Demi meyakinkan Belanda dan dunia internasional tentang jalan lain yang di maksud Indonesia pada tanggal 23 September 1960 Indonesia mengirimkan sebuah tim kecil untuk melakukan misi militer dalam rangka mencari dan melakukan pembelian senjata guna  memperkuat Angkatan Perang Indonesia. Sebenarnya dalam kurun waktu 1958 dan 1959 Indonesia sudah melakukan berbagai pembelian senjata dari Polandia, Cekoslovakia, Yugoslavia, AS sampai dengan Eropa Barat namun beberapa negara yang tergabung dalam NATO menghentikan proses pembelian tersebut karena adanya pemberontakan PRRI/Permesta di Indonesia. Dengan adanya penghentian penjualan senjata oleh NATO maka dengan terpaksa Indonesia mengalihkan pembeliannya ke Blok Timur.

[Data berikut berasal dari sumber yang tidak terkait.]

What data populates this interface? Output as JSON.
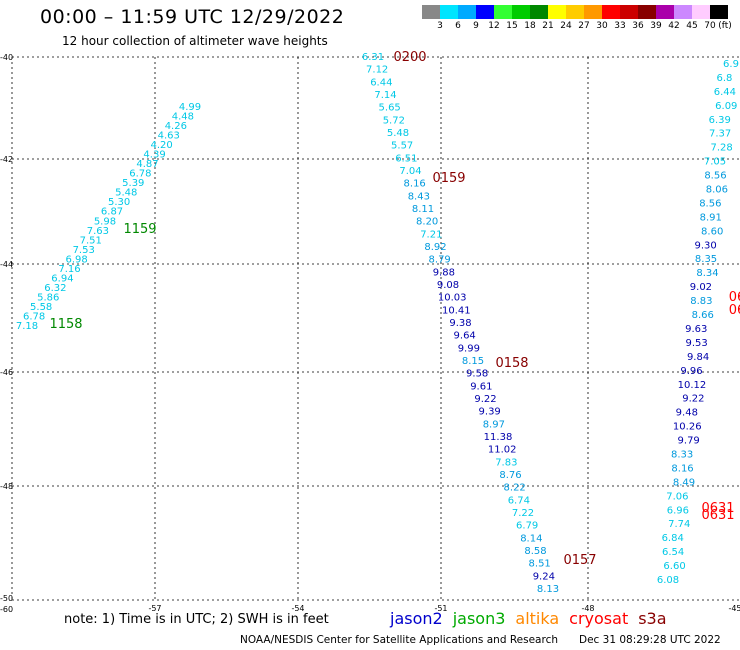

III. Perjanjian Indonesia – Uni Soviet
Selama ini kita tahu sekitar tahun 60’an Indonesia pernah mendapat kiriman persenjataan dari blok timur seperti kapal selam, kapal penjelajah, pesawat bomber, pesawat tempur sampai dengan pesawat angkut. Tapi dari sekian banyaknya kiriman senjata sangat sedikit di ketahui oleh publik tentang bagaimana proses yang terjadi antara Indonesia – Uni Soviet waktu itu. Kalau hanya lewat lobi tanpa ada deal tentu mustahil bagi Uni Soviet mengirimkan begitu banyak persenjataan strategisnya kepada Indonesia apalagi Indonesia pernah memiliki track record  buruk dimata Uni Soviet tahun 1948 dimana partai komunis pada waktu itu di tumpas habis oleh Indonesia di bawah pimpinan Soekarno saat hendak mendirikan Negara Republik Soviet Indonesia (RSI).

Deal antara Indonesia – Uni Soviet inilah yang nantinya akan menjadi cikal bakal partai komunis di Indonesia dapat berkembang pesat di bawah Soekarno dan membuka gerbang konfrontasi ke dua antara Indonesia – Inggris di tanah persekutuan melayu (Malaysia) yang dikenal Dwikora. Berikut deal yang terjadi antara Indonesia – Uni Soviet :

1. Indonesia harus memberikan perlindungan, kebebasan serta tidak menghalang – halangi perkembangan Partai Komunis di Indonesia yaitu PKI.
2. Indonesia harus memprakarsai pengusiran inggris dan sekutunya yang di personifikasikan sebagai Nekolim dari wilayah Malaysia dan singapura.

(Keterangan diatas didapat dari percakapan Mayjen (purn) Samsudin dengan Alm. Jenderal (purn) M. Panggabean)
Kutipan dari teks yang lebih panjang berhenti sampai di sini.